The Shadow Box (1980 TV Movie)
10/10
We've done enough thinking. Can't we just dance for a few years?
18 August 2021
Warning: Spoilers
That's the request of the free spirited Joanne Woodward given to husband Christopher Plummer long before their divorce, one that he's finally taking seriously now that he's dying of cancer. It turns out that Plummer is lovers with the much younger Ben Masters who gets to meet the blunt and drunk Woodard who speaks to Masters in homophobic terms but is fascinated by the lifestyle she thinks of in perverted terms yet is aroused by it. This makes her tolerable and even likeable once you get past the urge to scream at her to shut up.

Then there's the emotional denial that wife Valarie Harper has for the fact that husband James Broderick is also dying, not even telling their young son. This is nowhere near Rhoda Morgenstern for the awesome Harper, a sad element of the film considering what she went through in the last decade of her life. She's cheerful in a completely phony way one minute then furious out of the blue, even slapping her son suddenly.

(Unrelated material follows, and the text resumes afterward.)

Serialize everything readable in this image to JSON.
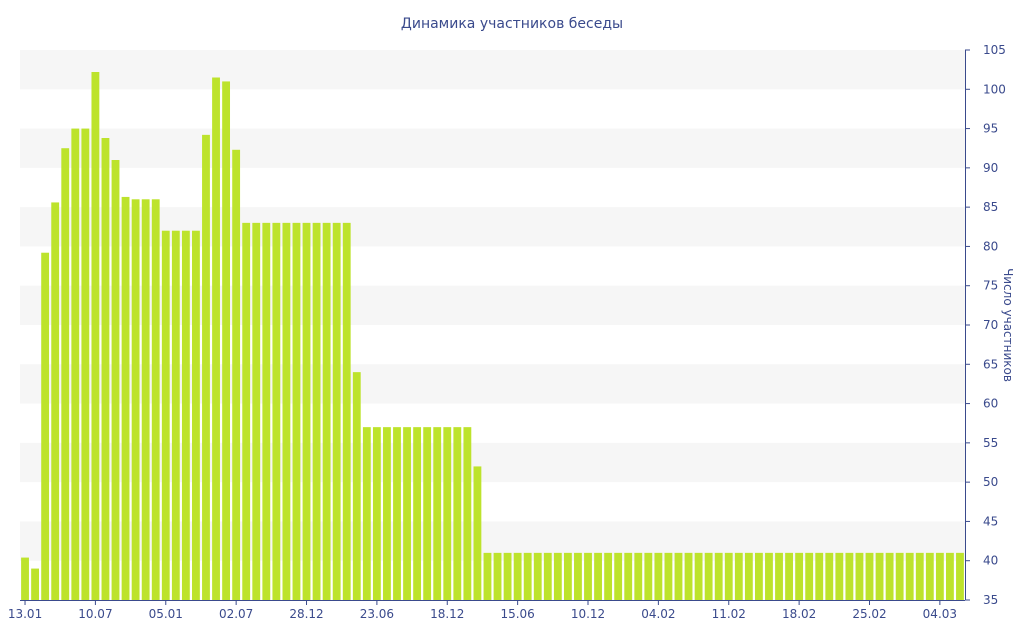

The elderly Sylvia Sidney is riveting as the rightfully angry woman dying and in typical Sidney fashion is cranky, yet suddenly scared and vulnerable, showing love to her daughter Melinda Dillon whom she bullies yet obviously adores. You recognize her immediately from modern Tim Burton cult classics, but there's also a flash of the troubled young heroine from 1930's like "An American Tragedy" and "Fury". To think that she doesn't have the legendary status of Bette Davis (who greatly admired her) is astonishing to me. When she finds momentary joy in breaking into song, you'll be smiling through slight tears. She is sensational. I can see her in the role of the ailing art gallery in "The Waverly Gallery" that Woodward (who played her daughter in "Summer Wishes, Summer Dreams") originally directed Eileen Heckart in, and was later beautifully revived with Elaine May.

These three dying characters and their families are not characters you feel pity for as they aren't demanding it, just a chance for a dignified exit. To single any of them out as the best of the cast is impossible although as a huge fan of Sidney's, I could never look away and cherished every moment. The chemistry between Plummer and Woodward is also striking, and as exes who still love each other in a spiritual way is very touching. Under the direction of Paul Newman, this TV movie is a perfect example of the American theater put on the screen at its finest. This is the type of movie that makes you think, gives you tears and a few ironic laughs, and deserves to be rediscovered and acclaimed as a very human story that reminds us of the importance of the loved ones who come out of their way to support us in the darkest of times, knowing without us having to tell them that we need them as much as they need us.